Private equity, according to Ballou, is an extractive institution, which exists to suck incomes and wealth from one subset of society to benefit a different subset. Such institutions don’t create economic growth but destroy it. They also acquire privileges through their political connections. Ballou complains that private equity firms have evaded responsibility for their actions: when taken to court, they claim they are not owners but advisers to the funds that own the companies. The industry, he says, has its tentacles deep into federal and local government. Several prominent Washington insiders, including former Treasury Secretary Timothy Geithner, now work in private equity.

Many of Ballou’s claims are dubious. He maintains that private equity has a short-term focus, whereas the industry’s advocates argue that it is public markets which are myopic. Given the sector’s growth, it’s not hard to cherry-pick a few bad apples and adverse outcomes. Corporate failures, such as Toys R Us, could have occurred under a different ownership structure.
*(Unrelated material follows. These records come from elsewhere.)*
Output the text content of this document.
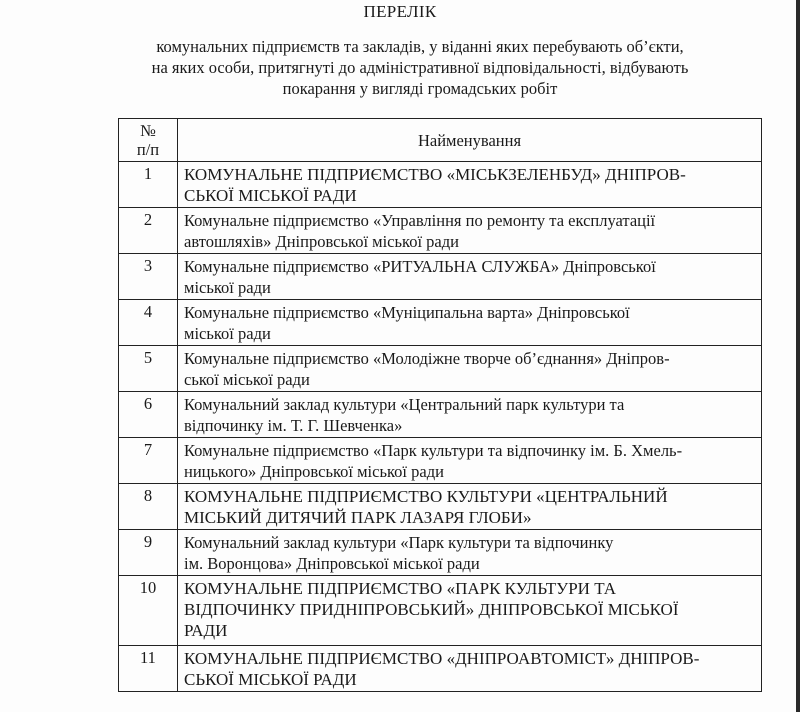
ПЕРЕЛІК
комунальних підприємств та закладів, у віданні яких перебувають об’єкти,
на яких особи, притягнуті до адміністративної відповідальності, відбувають
покарання у вигляді громадських робіт
№
п/п	Найменування
1	КОМУНАЛЬНЕ ПІДПРИЄМСТВО «МІСЬКЗЕЛЕНБУД» ДНІПРОВ-
СЬКОЇ МІСЬКОЇ РАДИ

2	Комунальне підприємство «Управління по ремонту та експлуатації
автошляхів» Дніпровської міської ради

3	Комунальне підприємство «РИТУАЛЬНА СЛУЖБА» Дніпровської
міської ради

4	Комунальне підприємство «Муніципальна варта» Дніпровської
міської ради

5	Комунальне підприємство «Молодіжне творче об’єднання» Дніпров-
ської міської ради

6	Комунальний заклад культури «Центральний парк культури та
відпочинку ім. Т. Г. Шевченка»

7	Комунальне підприємство «Парк культури та відпочинку ім. Б. Хмель-
ницького» Дніпровської міської ради

8	КОМУНАЛЬНЕ ПІДПРИЄМСТВО КУЛЬТУРИ «ЦЕНТРАЛЬНИЙ
МІСЬКИЙ ДИТЯЧИЙ ПАРК ЛАЗАРЯ ГЛОБИ»

9	Комунальний заклад культури «Парк культури та відпочинку
ім. Воронцова» Дніпровської міської ради

10	КОМУНАЛЬНЕ ПІДПРИЄМСТВО «ПАРК КУЛЬТУРИ ТА
ВІДПОЧИНКУ ПРИДНІПРОВСЬКИЙ» ДНІПРОВСЬКОЇ МІСЬКОЇ
РАДИ

11	КОМУНАЛЬНЕ ПІДПРИЄМСТВО «ДНІПРОАВТОМІСТ» ДНІПРОВ-
СЬКОЇ МІСЬКОЇ РАДИ
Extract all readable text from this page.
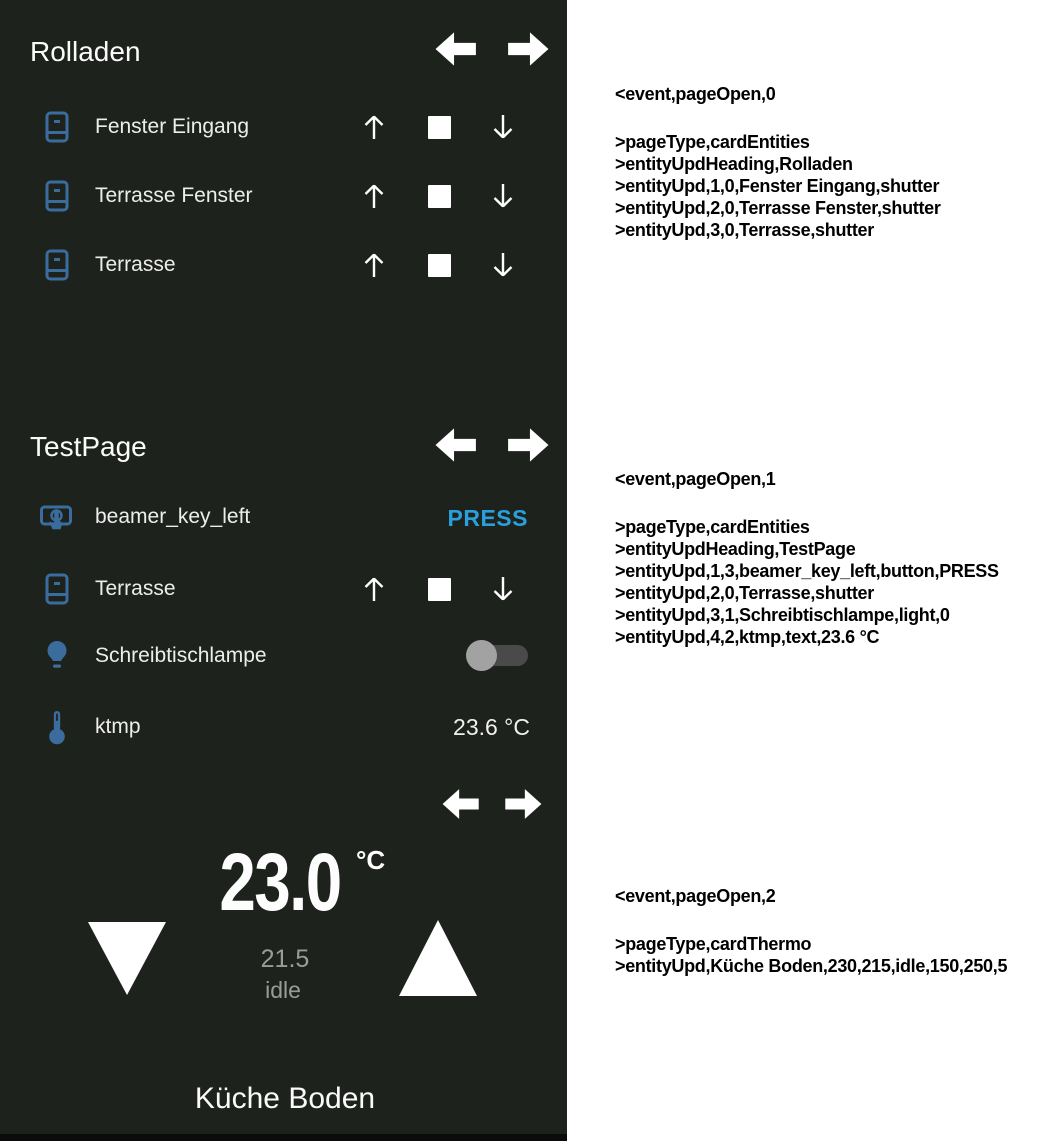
Rolladen
Fenster Eingang
Terrasse Fenster
Terrasse
TestPage
beamer_key_left	PRESS
Terrasse
Schreibtischlampe
ktmp	23.6 °C
23.0 °C
21.5
idle
Küche Boden
<event,pageOpen,0
>pageType,cardEntities
>entityUpdHeading,Rolladen
>entityUpd,1,0,Fenster Eingang,shutter
>entityUpd,2,0,Terrasse Fenster,shutter
>entityUpd,3,0,Terrasse,shutter
<event,pageOpen,1
>pageType,cardEntities
>entityUpdHeading,TestPage
>entityUpd,1,3,beamer_key_left,button,PRESS
>entityUpd,2,0,Terrasse,shutter
>entityUpd,3,1,Schreibtischlampe,light,0
>entityUpd,4,2,ktmp,text,23.6 °C
<event,pageOpen,2
>pageType,cardThermo
>entityUpd,Küche Boden,230,215,idle,150,250,5
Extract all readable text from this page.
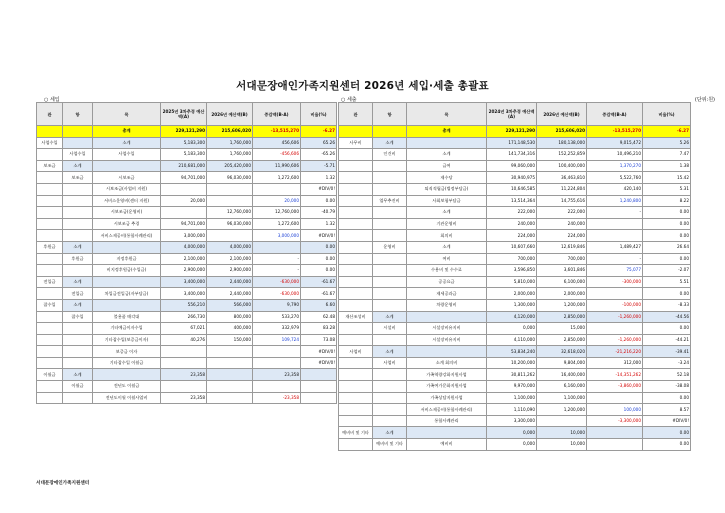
서대문장애인가족지원센터 2026년 세입·세출 총괄표
○ 세입	○ 세출	(단위:원)
관	항	목	2025년 3차추경 예산액(A)	2026년 예산액(B)	증감액(B-A)	비율(%)
		총계	229,121,290	215,606,020	-13,515,270	-6.27
사업수입		소계	5,183,300	1,760,000	456,606	65.26
	사업수입	사업수입	5,183,300	1,760,000	-456,606	-65.26
보조금	소계		210,681,000	205,420,000	11,990,606	-5.71
	보조금	시보조금	94,701,000	96,030,000	1,272,600	1.32
		시보조금(사업비 지원)				#DIV/0!
		서비스운영비(센터 지원)	20,000		20,000	0.00
		시보조금(운영비)		12,760,000	12,760,000	-40.79
		시보조금 추경	94,701,000	96,030,000	1,272,600	1.32
		서비스제공비(통합사례관리)	3,000,000		3,000,000	#DIV/0!
후원금	소계		4,000,000	4,000,000		0.00
	후원금	지정후원금	2,100,000	2,100,000	-	0.00
		비지정후원금(수입금)	2,900,000	2,900,000	-	0.00
전입금	소계		3,400,000	2,440,000	-630,000	-61.67
	전입금	차입금전입금(자부담금)	3,400,000	2,440,000	-630,000	-61.67
잡수입	소계		556,210	566,000	9,790	6.60
	잡수입	불용품 매각대	266,730	800,000	533,270	62.48
		기타예금이자수입	67,021	400,000	332,979	83.28
		기타잡수입(보증금이자)	40,276	150,000	109,724	73.08
		보증금 이자				#DIV/0!
		기타잡수입 이월금				#DIV/0!
이월금	소계		23,358		23,358	
	이월금	전년도 이월금				
		전년도이월 이월사업비	23,358		-23,358	
관	항	목	2024년 3차추경 예산액(A)	2026년 예산액(B)	증감액(B-A)	비율(%)
		총계	229,121,290	215,606,020	-13,515,270	-6.27
사무비	소계		171,148,530	180,138,000	9,015,472	5.26
	인건비	소계	141,734,316	152,252,859	10,496,210	7.47
		급여	99,060,000	100,400,000	1,370,270	1.38
		제수당	30,940,975	36,463,810	5,522,760	15.42
		퇴직적립금(법정부담금)	10,646,585	11,224,804	420,140	5.31
	업무추진비	사회보험부담금	13,514,364	14,755,616	1,240,800	8.22
		소계	222,000	222,000	-	0.00
		기관운영비	240,000	240,000		0.00
		회의비	224,000	224,000		0.00
	운영비	소계	10,607,660	12,619,846	1,489,427	26.64
		여비	700,000	700,000	-	0.00
		수용비 및 수수료	3,596,850	3,601,846	75,077	-2.07
		공공요금	5,810,000	6,100,000	-300,000	5.51
		제세공과금	2,000,000	2,000,000		0.00
		차량운영비	1,300,000	1,200,000	-100,000	-8.33
재산조성비	소계		4,120,000	2,850,000	-1,260,000	-44.56
	시설비	시설장비유지비	0,000	15,000		0.00
		시설장비유지비	4,110,000	2,850,000	-1,260,000	-44.21
사업비	소계		53,834,240	32,618,020	-21,216,220	-39.41
	사업비	소계 회의비	10,200,000	9,804,000	312,000	-3.24
		가족역량강화지원사업	30,811,262	16,400,000	-14,351,262	52.18
		가족여가문화지원사업	9,970,000	6,160,000	-3,860,000	-38.08
		가족상담지원사업	1,100,000	1,100,000		0.00
		서비스제공비(통합사례관리)	1,110,090	1,200,000	100,000	8.57
		통합사례관리	3,300,000		-3,300,000	#DIV/0!
예비비 및 기타	소계		0,000	10,000		0.00
	예비비 및 기타	예비비	0,000	10,000		0.00
서대문장애인가족지원센터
Ballou’s model is former Supreme Court Justice Louis Brandeis, whose best-selling 1914 book “Other People’s Money: And How the Bankers Use It” attacked the money trusts, arranged by the likes of JPMorgan (JPM.N) for the tycoons of the Gilded Age. By the time it was published the federal government was already employing antitrust laws to break up large monopolies.

Ballou wants to use existing laws against private equity. He is part of a growing lobby that aims to shame, litigate, regulate, and legislate against the industry’s abuses. The Department of Justice and Federal Trade Commission are already taking a tougher approach to anti-competitive mergers. The private equity industry could soon find itself caught in a pincer, between tighter financing on the one hand and tighter regulation on the other.